Report says Cabinet review could see another department take control and Manchester extension cut
HS2 could be taken off the Department for Transport’s hands and its extension to Manchester axed amid concern over spiralling costs on the £55.7bn project.
According to the Telegraph, officials in Whitehall are considering delaying or even abandoning the HS2 extension to Manchester over concerns that cuts already mooted won’t save enough money.
Cabinet secretary Sir Jeremy Haywood and Treasury officials are reportedly conducting an urgent review of HS2 and could chuck the Department for Transport (DfT) off the scheme after it was deemed to have lost control of the project.
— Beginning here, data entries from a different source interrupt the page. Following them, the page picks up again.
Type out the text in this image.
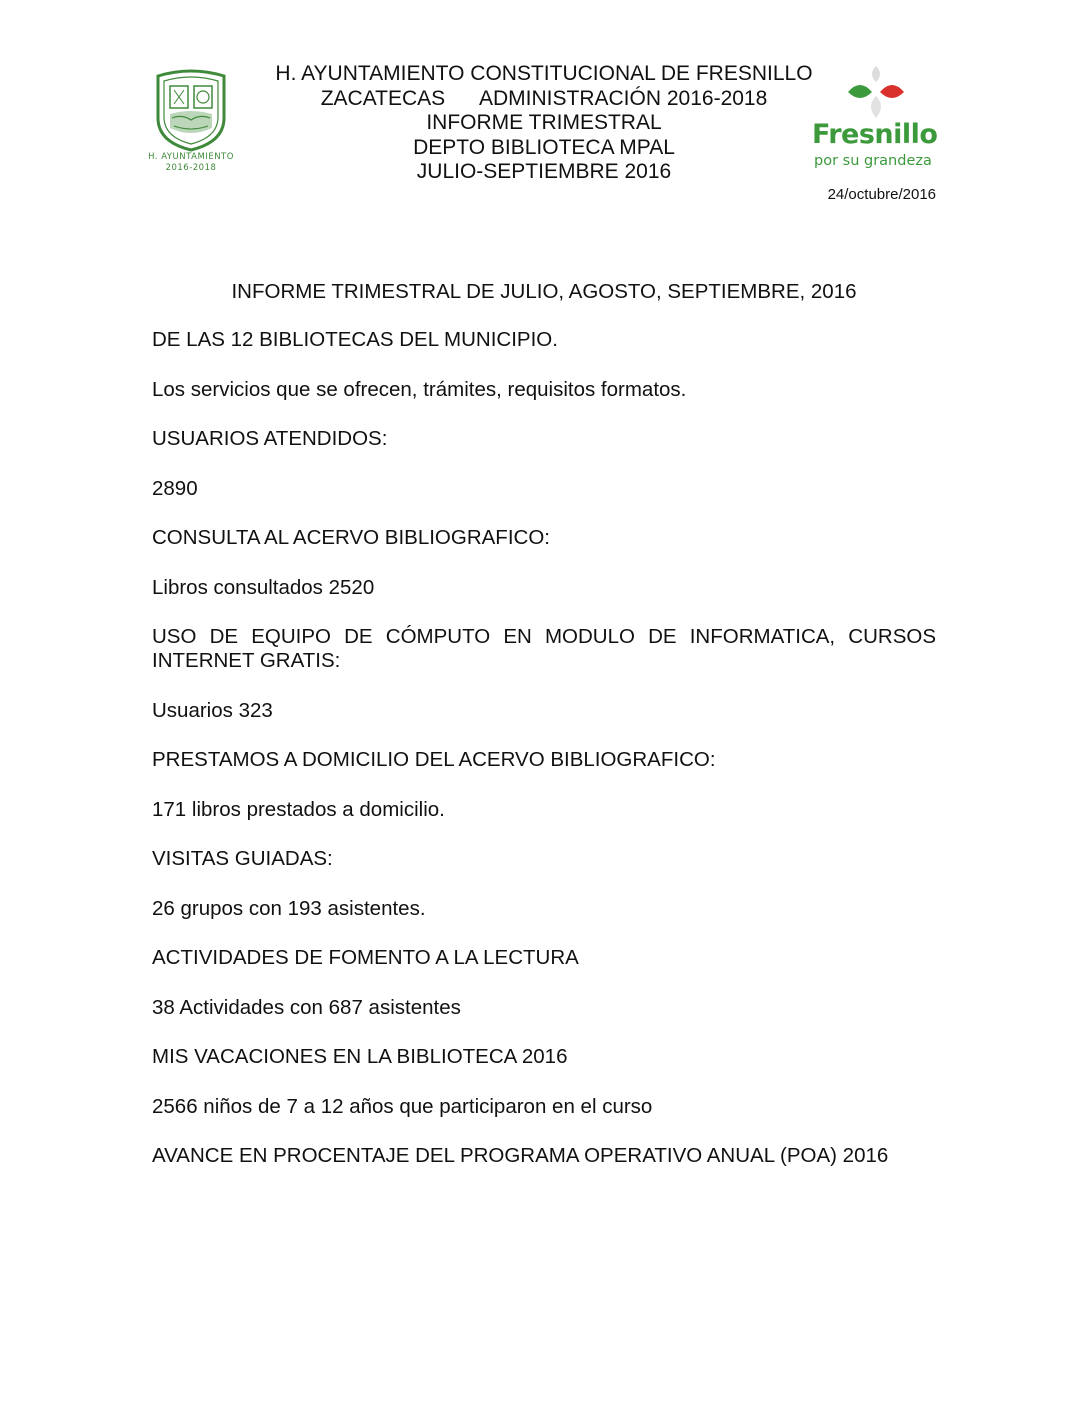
H. AYUNTAMIENTO
2016-2018
H. AYUNTAMIENTO CONSTITUCIONAL DE FRESNILLO
ZACATECAS      ADMINISTRACIÓN 2016-2018
INFORME TRIMESTRAL
DEPTO BIBLIOTECA MPAL
JULIO-SEPTIEMBRE 2016
Fresnillo
por su grandeza
24/octubre/2016
INFORME TRIMESTRAL DE JULIO, AGOSTO, SEPTIEMBRE, 2016

DE LAS 12 BIBLIOTECAS DEL MUNICIPIO.

Los servicios que se ofrecen, trámites, requisitos formatos.

USUARIOS ATENDIDOS:

2890

CONSULTA AL ACERVO BIBLIOGRAFICO:

Libros consultados 2520

USO DE EQUIPO DE CÓMPUTO EN MODULO DE INFORMATICA, CURSOS INTERNET GRATIS:

Usuarios 323

PRESTAMOS A DOMICILIO DEL ACERVO BIBLIOGRAFICO:

171 libros prestados a domicilio.

VISITAS GUIADAS:

26 grupos con 193 asistentes.

ACTIVIDADES DE FOMENTO A LA LECTURA

38 Actividades con 687 asistentes

MIS VACACIONES EN LA BIBLIOTECA 2016

2566 niños de 7 a 12 años que participaron en el curso

AVANCE EN PROCENTAJE DEL PROGRAMA OPERATIVO ANUAL (POA) 2016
The first phase of HS2 from London to Birmingham is expected to open in 2026, with a stretch of the line to Crewe set to open in 2027 and the second phase to Manchester due for completion in 2033.
If the extension to Manchester is scrapped, trains would join the existing line from Crewe for the last 35 miles of the journey.
The Telegraph also reports that costly tunnels designed reduce the environmental impact on the Chilterns and West London could also be cut to save money.
A spokesperson told the newspaper: “The Treasury have come to the meetings [with us] with the view that nothing is ruled out. They want to be much closer to HS2 – from their side they feel that DfT overlooking the project is not working.
“We are putting in £12 billion of contracts this summer and I don’t think the Treasury are entirely happy that safeguards are in place.”